And other quotes
The adherents of the sects always utter some words from which their doubting spirit becomes manifest: ‘I hope I’m godly,’ ‘I hope I’m righteous.’ The Christian, on the other hand, says, ‘I do what I can. What I don’t get done the suffering of Christ will pay for me. I’m saved in Christ. Nobody shall take this confidence from me. Jesus is my Savior.’ There’s nothing else by which our God and our conscience may be put at rest. Those who put their trust not in Christ but in their own righteousness are always in doubt. “When [as a monk] I had prayed, and said my mass, I was very presumptuous.

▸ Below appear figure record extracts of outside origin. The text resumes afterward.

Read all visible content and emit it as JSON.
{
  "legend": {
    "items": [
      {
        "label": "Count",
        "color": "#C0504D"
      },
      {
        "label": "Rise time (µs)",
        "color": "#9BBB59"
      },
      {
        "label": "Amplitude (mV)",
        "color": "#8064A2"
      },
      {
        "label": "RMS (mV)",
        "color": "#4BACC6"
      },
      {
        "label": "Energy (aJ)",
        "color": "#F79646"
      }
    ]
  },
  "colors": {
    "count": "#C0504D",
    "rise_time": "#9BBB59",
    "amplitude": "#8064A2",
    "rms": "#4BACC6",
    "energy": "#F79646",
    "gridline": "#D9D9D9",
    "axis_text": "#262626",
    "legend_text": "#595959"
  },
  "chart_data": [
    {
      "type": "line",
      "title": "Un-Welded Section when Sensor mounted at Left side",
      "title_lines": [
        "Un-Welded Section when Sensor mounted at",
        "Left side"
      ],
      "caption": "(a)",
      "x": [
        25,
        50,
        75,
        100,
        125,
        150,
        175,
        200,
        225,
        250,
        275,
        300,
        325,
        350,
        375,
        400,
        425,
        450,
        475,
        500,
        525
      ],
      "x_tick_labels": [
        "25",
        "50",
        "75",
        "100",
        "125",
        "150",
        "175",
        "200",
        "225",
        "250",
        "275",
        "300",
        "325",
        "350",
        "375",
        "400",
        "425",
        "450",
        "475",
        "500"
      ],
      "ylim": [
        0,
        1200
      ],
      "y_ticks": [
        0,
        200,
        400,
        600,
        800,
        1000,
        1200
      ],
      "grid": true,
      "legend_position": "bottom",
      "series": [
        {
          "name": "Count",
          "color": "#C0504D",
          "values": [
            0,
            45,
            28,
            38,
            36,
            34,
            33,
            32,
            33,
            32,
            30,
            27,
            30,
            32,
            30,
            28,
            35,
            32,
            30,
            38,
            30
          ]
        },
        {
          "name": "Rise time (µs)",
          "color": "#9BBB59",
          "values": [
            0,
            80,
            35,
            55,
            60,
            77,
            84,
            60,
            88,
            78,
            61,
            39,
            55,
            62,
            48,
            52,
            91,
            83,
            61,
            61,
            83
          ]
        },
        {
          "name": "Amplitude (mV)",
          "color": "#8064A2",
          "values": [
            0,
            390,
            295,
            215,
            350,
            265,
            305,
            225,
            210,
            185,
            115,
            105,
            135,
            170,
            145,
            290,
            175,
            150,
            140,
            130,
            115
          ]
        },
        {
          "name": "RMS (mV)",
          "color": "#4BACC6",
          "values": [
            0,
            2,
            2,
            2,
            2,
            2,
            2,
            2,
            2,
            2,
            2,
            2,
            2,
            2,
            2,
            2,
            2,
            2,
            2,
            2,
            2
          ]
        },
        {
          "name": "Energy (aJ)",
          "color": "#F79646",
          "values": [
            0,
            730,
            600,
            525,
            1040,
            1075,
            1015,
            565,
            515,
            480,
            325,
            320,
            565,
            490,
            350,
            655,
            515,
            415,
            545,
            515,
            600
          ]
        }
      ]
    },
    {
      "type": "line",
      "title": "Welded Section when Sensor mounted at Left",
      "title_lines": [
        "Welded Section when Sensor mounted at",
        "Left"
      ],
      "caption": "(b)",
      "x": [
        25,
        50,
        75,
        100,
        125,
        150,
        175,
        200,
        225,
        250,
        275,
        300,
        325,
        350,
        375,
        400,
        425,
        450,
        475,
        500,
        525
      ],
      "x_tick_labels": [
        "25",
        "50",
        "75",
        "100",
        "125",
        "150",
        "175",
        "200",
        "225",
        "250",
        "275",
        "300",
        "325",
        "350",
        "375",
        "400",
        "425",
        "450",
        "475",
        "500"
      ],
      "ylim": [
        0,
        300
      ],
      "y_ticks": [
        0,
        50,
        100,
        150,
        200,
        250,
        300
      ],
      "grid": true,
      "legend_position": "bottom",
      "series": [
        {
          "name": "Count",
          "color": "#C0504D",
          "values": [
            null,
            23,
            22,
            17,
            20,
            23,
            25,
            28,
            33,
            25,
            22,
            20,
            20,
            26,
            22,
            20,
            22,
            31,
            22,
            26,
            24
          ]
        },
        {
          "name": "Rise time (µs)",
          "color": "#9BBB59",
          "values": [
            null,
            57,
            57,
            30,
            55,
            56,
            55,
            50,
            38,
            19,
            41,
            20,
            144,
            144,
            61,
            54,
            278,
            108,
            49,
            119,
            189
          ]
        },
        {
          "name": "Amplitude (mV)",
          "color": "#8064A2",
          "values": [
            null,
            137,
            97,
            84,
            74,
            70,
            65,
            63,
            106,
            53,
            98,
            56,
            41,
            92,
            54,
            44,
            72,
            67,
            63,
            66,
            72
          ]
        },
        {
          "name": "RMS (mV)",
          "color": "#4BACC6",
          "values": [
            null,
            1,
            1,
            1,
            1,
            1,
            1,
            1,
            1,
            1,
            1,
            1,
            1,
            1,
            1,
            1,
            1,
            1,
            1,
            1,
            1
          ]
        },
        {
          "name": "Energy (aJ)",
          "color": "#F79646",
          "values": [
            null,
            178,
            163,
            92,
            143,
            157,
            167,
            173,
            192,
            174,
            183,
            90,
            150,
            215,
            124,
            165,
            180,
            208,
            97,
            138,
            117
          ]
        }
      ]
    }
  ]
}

I didn’t see the scoundrel behind it all because I didn’t put my trust in God but in my own righteousness, and I didn’t thank God for the sacrament but expected him to thank me and be glad that I had sacrificed his Son to him. – Luther writings
Cary – To find God in this way is to see the point of the doctrine of the Trinity differently from Augustine. Instead of an invitation to spiritual ascent, purifying the mind in order to see God in his eternal being, the point is that believing in the baby in Mary’s lap and the man on the cross, as given to us in the Gospel, is nothing less than knowing the eternal God in person.
Union with Christ –
The self-giving of God has the effect that a Christian becomes, as Luther says, “full of God.” Luther’s view of salvation includes ideas of participation in God and divinization that are usually better known from the writings of the first centuries of the church or from the Orthodox tradition. The Reformer argues quite often for a notion of theosis and underlines it as a central part of his doctrine of justification.
Finally, I take to myself the Blessed Sacrament, when I eat his body and drink his blood as a sign that I am rid of my sins and God has freed me from all my frailties; and in order to make me sure of this, he gives me his body to eat and his blood to drink, so that I shall not and cannot doubt that I have a gracious God.